Japan’s pledge to lend the International Monetary Fund $60 billion as part of its resource drive makes the Asian country the fund’s top contributor, taking the lead from the U.S.
The U.S. was one of the few countries in the Group of 20 largest economies that said it wouldn’t contribute any cash to bolster the IMF’s lending base. Japan, meanwhile, was one of the first non-European countries to commit money to the IMF.
U.S. commitments to the fund currently total around $172 billion. Japan’s committments, including a promise made earlier this week to loan the IMF $60 billion, pushes Tokyo’s total to $186 billion, giving it a $14 billion edge.
G-20 said Friday that nations plan to inject more than $430 billion into the IMF to help the fund deal with the fallout from a potential deterioration in Europe’s debt crisis.
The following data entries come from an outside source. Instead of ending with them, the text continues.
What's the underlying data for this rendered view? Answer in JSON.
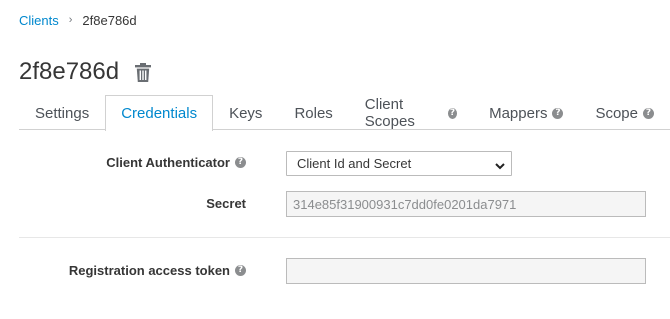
{
  "breadcrumb": {
    "parent": "Clients",
    "current": "2f8e786d"
  },
  "page": {
    "title": "2f8e786d"
  },
  "tabs": [
    {
      "label": "Settings",
      "active": false,
      "help": false
    },
    {
      "label": "Credentials",
      "active": true,
      "help": false
    },
    {
      "label": "Keys",
      "active": false,
      "help": false
    },
    {
      "label": "Roles",
      "active": false,
      "help": false
    },
    {
      "label": "Client Scopes",
      "active": false,
      "help": true
    },
    {
      "label": "Mappers",
      "active": false,
      "help": true
    },
    {
      "label": "Scope",
      "active": false,
      "help": true
    }
  ],
  "form": {
    "authenticator_label": "Client Authenticator",
    "authenticator_value": "Client Id and Secret",
    "secret_label": "Secret",
    "secret_value": "314e85f31900931c7dd0fe0201da7971",
    "registration_label": "Registration access token",
    "registration_value": ""
  },
  "icons": {
    "delete": "trash-icon",
    "help": "question-circle-icon",
    "dropdown": "chevron-down-icon"
  },
  "colors": {
    "link": "#0088ce",
    "text": "#363636",
    "border": "#d1d1d1"
  }
}
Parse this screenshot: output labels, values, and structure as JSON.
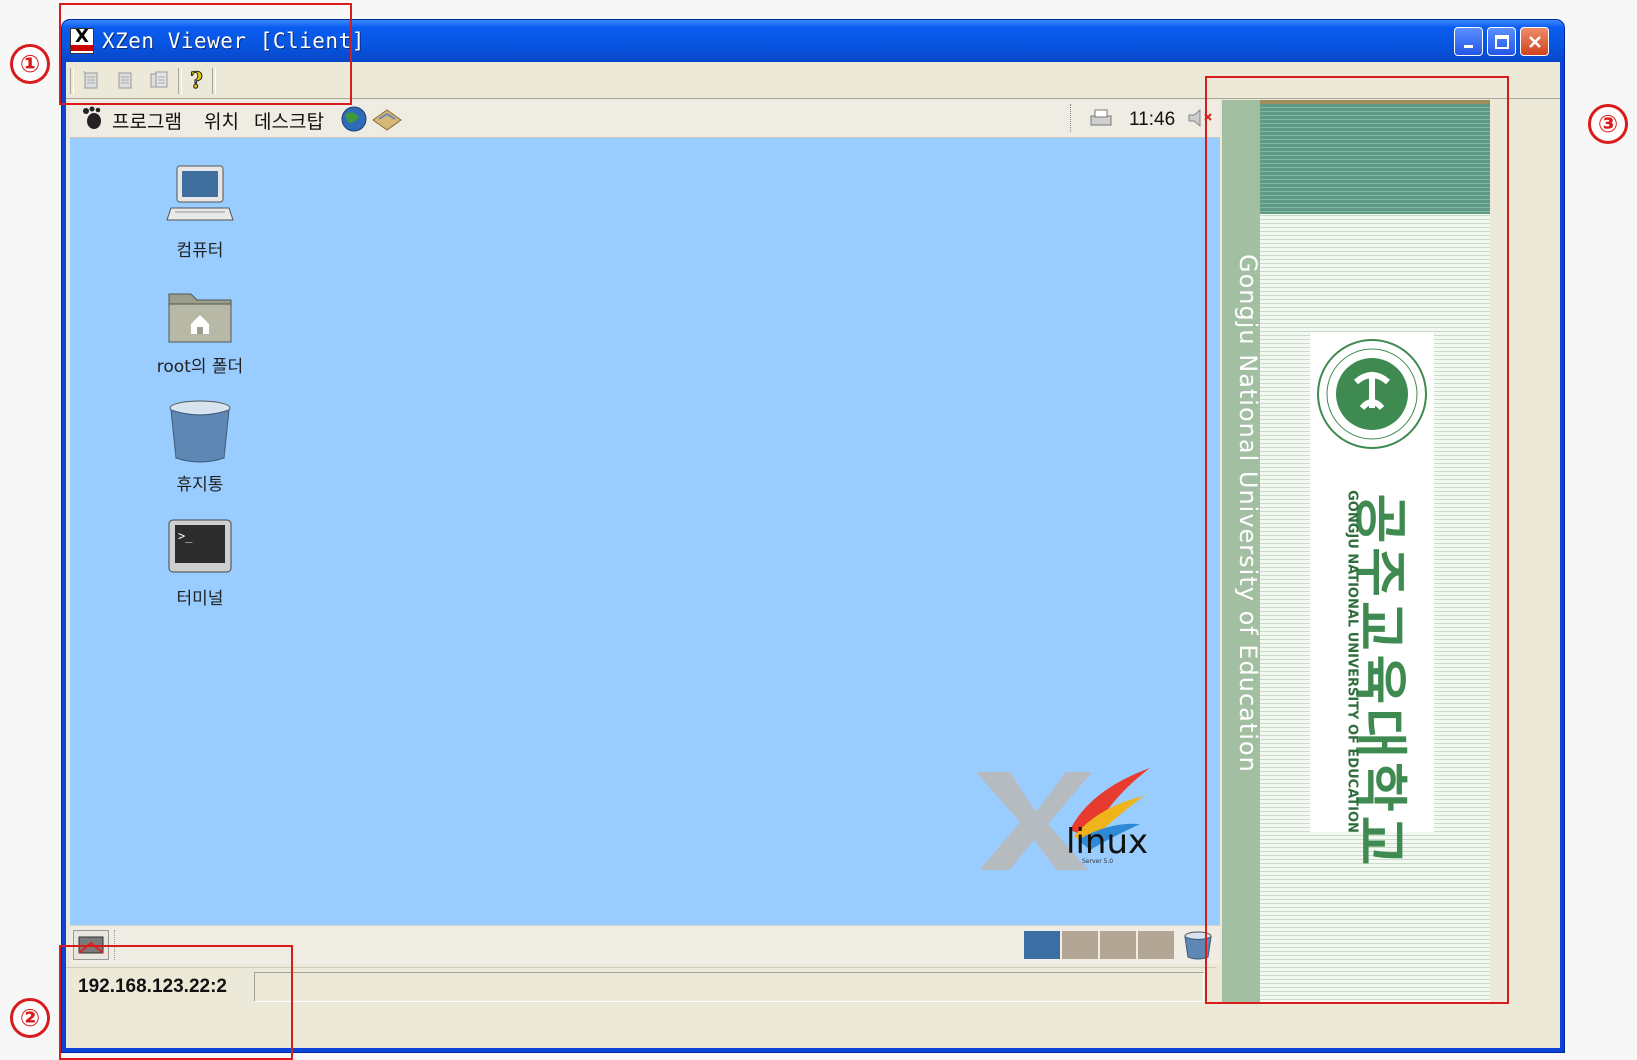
{
  "window": {
    "title": "XZen Viewer [Client]",
    "logo_text": "X"
  },
  "toolbar": {
    "buttons": [
      {
        "icon": "doc-new-icon"
      },
      {
        "icon": "doc-copy-icon"
      },
      {
        "icon": "doc-paste-icon"
      },
      {
        "icon": "help-icon"
      }
    ]
  },
  "desktop": {
    "top_panel": {
      "menus": [
        "프로그램",
        "위치",
        "데스크탑"
      ],
      "clock": "11:46"
    },
    "icons": [
      {
        "label": "컴퓨터",
        "icon": "computer-icon"
      },
      {
        "label": "root의 폴더",
        "icon": "home-folder-icon"
      },
      {
        "label": "휴지통",
        "icon": "trash-icon"
      },
      {
        "label": "터미널",
        "icon": "terminal-icon"
      }
    ],
    "brand_logo": {
      "text": "linux",
      "sub": "Server 5.0"
    },
    "workspaces": [
      {
        "active": true,
        "color": "#3b6ea5"
      },
      {
        "active": false,
        "color": "#b4a694"
      },
      {
        "active": false,
        "color": "#b4a694"
      },
      {
        "active": false,
        "color": "#b4a694"
      }
    ]
  },
  "statusbar": {
    "host": "192.168.123.22:2"
  },
  "banner": {
    "english_vertical": "Gongju National University of Education",
    "korean_name": "공주교육대학교",
    "english_name": "GONGJU NATIONAL UNIVERSITY OF EDUCATION",
    "seal_text": "GONGJU NATIONAL UNIVERSITY OF EDUCATION"
  },
  "callouts": [
    "①",
    "②",
    "③"
  ],
  "colors": {
    "annotation": "#d81b1b",
    "desktop_bg": "#99ccff",
    "title_blue": "#0a5cf1"
  }
}
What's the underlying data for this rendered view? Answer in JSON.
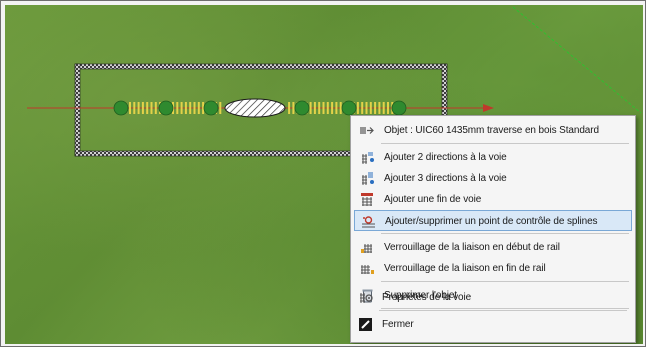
{
  "context_menu": {
    "items": [
      {
        "label": "Objet : UIC60 1435mm traverse en bois Standard",
        "icon": "track-object-icon"
      },
      {
        "label": "Ajouter 2 directions à la voie",
        "icon": "track-add-2-directions-icon"
      },
      {
        "label": "Ajouter 3 directions à la voie",
        "icon": "track-add-3-directions-icon"
      },
      {
        "label": "Ajouter une fin de voie",
        "icon": "track-end-icon"
      },
      {
        "label": "Ajouter/supprimer un point de contrôle de splines",
        "icon": "spline-control-point-icon"
      },
      {
        "label": "Verrouillage de la liaison en début de rail",
        "icon": "lock-rail-start-icon"
      },
      {
        "label": "Verrouillage de la liaison en fin de rail",
        "icon": "lock-rail-end-icon"
      },
      {
        "label": "Supprimer l'objet",
        "icon": "trash-icon"
      },
      {
        "label": "Propriétés de la voie",
        "icon": "track-properties-icon"
      },
      {
        "label": "Fermer",
        "icon": "close-icon"
      }
    ],
    "highlighted_index": 4
  },
  "colors": {
    "highlight_bg": "#d9e8f7",
    "highlight_border": "#7aa8d6",
    "control_point": "#2f8a2f",
    "track_axis": "#c0392b",
    "tie": "#e3d24a",
    "selection_box": "#ffffff"
  }
}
Although a U.S. official said the U.S. supports the G-20′s decision, Treasury Secretary Timothy Geithner has said Europe has the resources to fix its own problems and the IMF loans should only be viewed as supplementary. Fund watchers say Congress, meanwhile, would never approve of new cash for the IMF. Legislation in the House of Representatives has gathered backing from nearly a quarter of the chamber’s lawmakers for a bill that would repeal a $100 billion loan to the IMF Washington made in 2009.
Eswar Prasad, a Cornell University economist and former senior IMF official, said the exchange of the top-contributor position tells a twin story.
Japan is doing its best through its contributions to reverse the narrative that it is a declining power, Prasad said. “Japan’s psyche was quite wounded when its [gross domestic product] was surpassed by China” almost two years ago, he said.
He said if the political gridlock implies the U.S. can no longer lead in contributing, “it presages a declining influence in the IMF and more broadly in terms of setting the economic global agenda.”
To be sure, the U.S. still is the biggest dues-payer at the fund, and thus has the biggest share of voting power. The IMF’s 188 member countries contribute dues based largely on their economic weight in the world as the fund’s main lending resource. Other contributions are made as bilateral loans to the fund. That is how Japan has now exceeded U.S. commitments.
Japan’s finance minister on Friday touted the nation’s decision to offer a $60 billion contribution to the IMF and urged the fund to reward Tokyo by offering Japanese nationals good posts at the institution.
“I’ve told the IMF that we will not only provide it with money but also make human contributions to the fund so we want it to give us posts matching the levels of our contributions,” Jun Azumi said after the G-20 meeting earlier Friday.
Japan’s Naoyuki Shinohara is currently one of four deputy managing directors at the fund. China last year for the first time had one of its own citizens appointed to the deputy managing director’s post. Japan would at least like to keep Shinohara or another Japanese national in the position.